My normally patient husband looked down and bit his lip, doubtless to keep from saying something inciting, even though he has been the one dealing with the complaints in an “official” capacity, while I quietly had a nervous breakdown about it all and retreated further into paranoia. Yet faced with this person, I was able to be understanding, because I have spent the last twelve days since the car accident extending myself that courtesy. She just wanted her experience of our dog validated as all people want their feelings, opinions and perceptions acknowledged, if only by themselves.

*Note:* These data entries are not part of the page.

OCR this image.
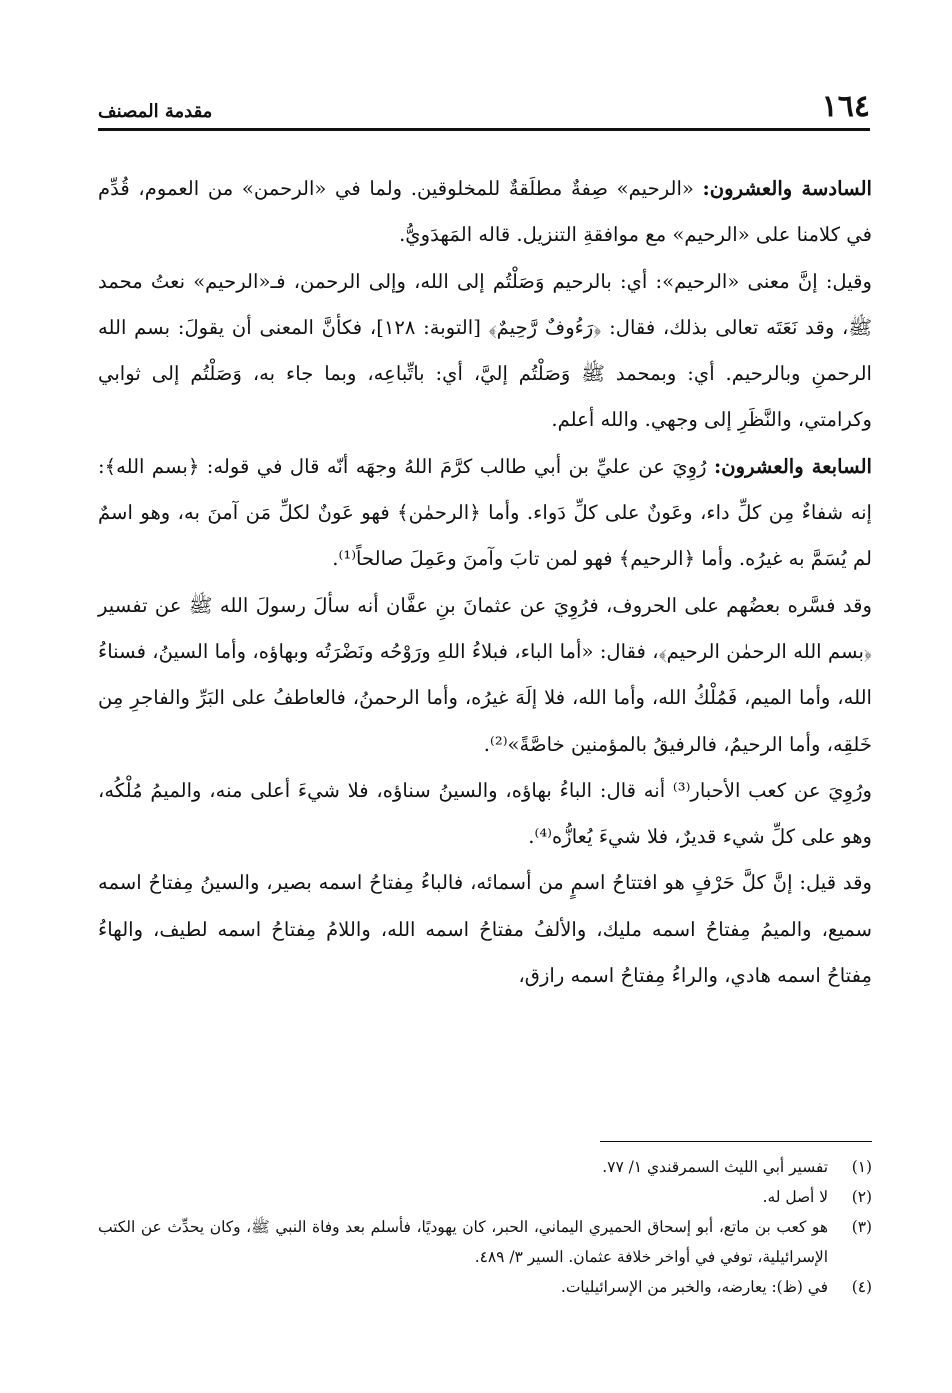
١٦٤
مقدمة المصنف

السادسة والعشرون: «الرحيم» صِفةٌ مطلَقةٌ للمخلوقين. ولما في «الرحمن» من العموم، قُدِّم في كلامنا على «الرحيم» مع موافقةِ التنزيل. قاله المَهدَويُّ.

وقيل: إنَّ معنى «الرحيم»: أي: بالرحيم وَصَلْتُم إلى الله، وإلى الرحمن، فـ«الرحيم» نعتُ محمد ﷺ، وقد نَعَتَه تعالى بذلك، فقال: ﴿رَءُوفٌ رَّحِيمٌ﴾ [التوبة: ١٢٨]، فكأنَّ المعنى أن يقولَ: بسم الله الرحمنِ وبالرحيم. أي: وبمحمد ﷺ وَصَلْتُم إليَّ، أي: باتِّباعِه، وبما جاء به، وَصَلْتُم إلى ثوابي وكرامتي، والنَّظَرِ إلى وجهي. والله أعلم.

السابعة والعشرون: رُوِيَ عن عليِّ بن أبي طالب كرَّمَ اللهُ وجهَه أنّه قال في قوله: ﴿بسم الله﴾: إنه شفاءٌ مِن كلِّ داء، وعَونٌ على كلِّ دَواء. وأما ﴿الرحمٰن﴾ فهو عَونٌ لكلِّ مَن آمنَ به، وهو اسمٌ لم يُسَمَّ به غيرُه. وأما ﴿الرحيم﴾ فهو لمن تابَ وآمنَ وعَمِلَ صالحاً⁽¹⁾.

وقد فسَّره بعضُهم على الحروف، فرُوِيَ عن عثمانَ بنِ عفَّان أنه سألَ رسولَ الله ﷺ عن تفسير ﴿بسم الله الرحمٰن الرحيم﴾، فقال: «أما الباء، فبلاءُ اللهِ ورَوْحُه ونَضْرَتُه وبهاؤه، وأما السينُ، فسناءُ الله، وأما الميم، فَمُلْكُ الله، وأما الله، فلا إلَهَ غيرُه، وأما الرحمنُ، فالعاطفُ على البَرِّ والفاجرِ مِن خَلقِه، وأما الرحيمُ، فالرفيقُ بالمؤمنين خاصَّةً»⁽²⁾.

ورُوِيَ عن كعب الأحبار⁽³⁾ أنه قال: الباءُ بهاؤه، والسينُ سناؤه، فلا شيءَ أعلى منه، والميمُ مُلْكُه، وهو على كلِّ شيء قديرٌ، فلا شيءَ يُعازُّه⁽⁴⁾.

وقد قيل: إنَّ كلَّ حَرْفٍ هو افتتاحُ اسمٍ من أسمائه، فالباءُ مِفتاحُ اسمه بصير، والسينُ مِفتاحُ اسمه سميع، والميمُ مِفتاحُ اسمه مليك، والألفُ مفتاحُ اسمه الله، واللامُ مِفتاحُ اسمه لطيف، والهاءُ مِفتاحُ اسمه هادي، والراءُ مِفتاحُ اسمه رازق،

(١)
تفسير أبي الليث السمرقندي ١/ ٧٧.
(٢)
لا أصل له.
(٣)
هو كعب بن ماتع، أبو إسحاق الحميري اليماني، الحبر، كان يهوديًا، فأسلم بعد وفاة النبي ﷺ، وكان يحدِّث عن الكتب الإسرائيلية، توفي في أواخر خلافة عثمان. السير ٣/ ٤٨٩.
(٤)
في (ظ): يعارضه، والخبر من الإسرائيليات.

Adrenaline is a funny thing; ask my younger son as he deals proactively with his biggest fear, when initially he was so scared of the seaweed touching his legs in the ocean that he couldn’t go in. Just as the mere act of reading my kids a bed-time story can (even when not in adrenal chaos) provoke my own hysteria, so this woman had seen the following puppy as a vicious, snarling menace. And while I know I have to train the little bastard not to run at people, or bark or jump on them on tiny hind paws, it is not my place to correct her.